1105 Beyaz Taurus

Görev brifingini aldığımız için hazırlıklara başlıyoruz: klasik kamp ekipmanları, erzak, ip vs... Limandan gemiyle geçeceğimiz söylendi, limana gidip etrafa bakınıyoruz bir tane gemi var büyükçe, şatafatlı. Yanaşıp soruyoruz, yükleyenler şifreli konuşmamızdan bir şey anlamıyor. Kaptanı soruyoruz yok. Hay bin Solsitis! O sırada kafalarından ne geçiyordu kimse bilmiyor ama kafamızı çevirdiğimizde Philip'i, Muzog'un omzuna çıkmış top çevirirken görüyoruz. Geminin de yanındayız, insanlar toplanmaya başlıyor, güvenlik zafiyeti olacak ulan. Hah, albay da geldi ne oluyor burada diye... Alfons ile Harrion Invisibility atıp kalabalıkta yok olmayı kafalarından geçirirken aynı hatta bir ses duyuyorlar. Shadowguard'dan biri gelip ortalığı dağıtıyor. İnşhara operasyonun içine etmemişizdir.

Bizi alıp taurus model, beyaz, 14-15 metre boylarında bir balıkçı teknesine götürüyor. O gemiyle Saldon'a doğru yola çıkıyoruz. Denizde başımıza çok büyük bir şey gelmiyor, bu sular zaten sürekli ticaret yapılan görece güvenli sular.

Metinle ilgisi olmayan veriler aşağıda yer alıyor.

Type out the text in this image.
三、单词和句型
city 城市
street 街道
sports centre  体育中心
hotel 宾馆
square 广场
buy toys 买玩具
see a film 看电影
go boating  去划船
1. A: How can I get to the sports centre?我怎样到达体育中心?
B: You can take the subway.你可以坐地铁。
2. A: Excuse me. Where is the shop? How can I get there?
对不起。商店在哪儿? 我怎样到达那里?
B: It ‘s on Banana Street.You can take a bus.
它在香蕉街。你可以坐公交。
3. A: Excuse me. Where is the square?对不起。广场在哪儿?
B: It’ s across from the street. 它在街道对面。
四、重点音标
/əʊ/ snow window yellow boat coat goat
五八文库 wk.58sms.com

Uzaktan Saldon görünmeye başlıyor. Neredeyse Warbonter kadar büyük bir kent. Bütün giriş çıkışlar sahilden yapılıyor, şehrin kalanı ayrılmış ama duvarlarla. Muzog, Saldon'a çıkınca ilk iş toprağı öpüyor. İkinci iş olarak ortalığa bağırıyor "Geldine giden var mı?" diye garip garip. Birisi geliyor oradan, eline 10 altın sıkıştırıyor ve "Akşam toplansınlar." deyip gönderiyor adamı. O sırada Alfons, gözünün ucuyla Colt'u görüyor. Colt görüldüğünü anlayıp ara sokağa çekiliyor.

Duvardan geçmek amacıyla sıraya giriyoruz, Sorran da yanımızda. Muhafızlara ulaşınca geliş amacımızı beyan ediyoruz. Bilmiyorlar ama sorabilecek kadar zekiler. Biri içeri gidiyor ve kırmızılar içinde kıpkırmızı bir dragonborn'un peşinde geri geliyor. Dragonborn, kendisini Manfred olarak tanıtıyor. Alfons bu adamdan haberdar, Kızıl Baron olarak da biliniyor. Cult of the Dragon'ı avlamasıyla ünlü, Wyvernrider'ın lideri ve Rikhton baronu. Muzog da biliyor ki "Manfred gibi dayanıklı" diye laflar ediliyormuş. Konuşmak için Muzog ile ortak olarak Geld'in yerini öneriyorlar.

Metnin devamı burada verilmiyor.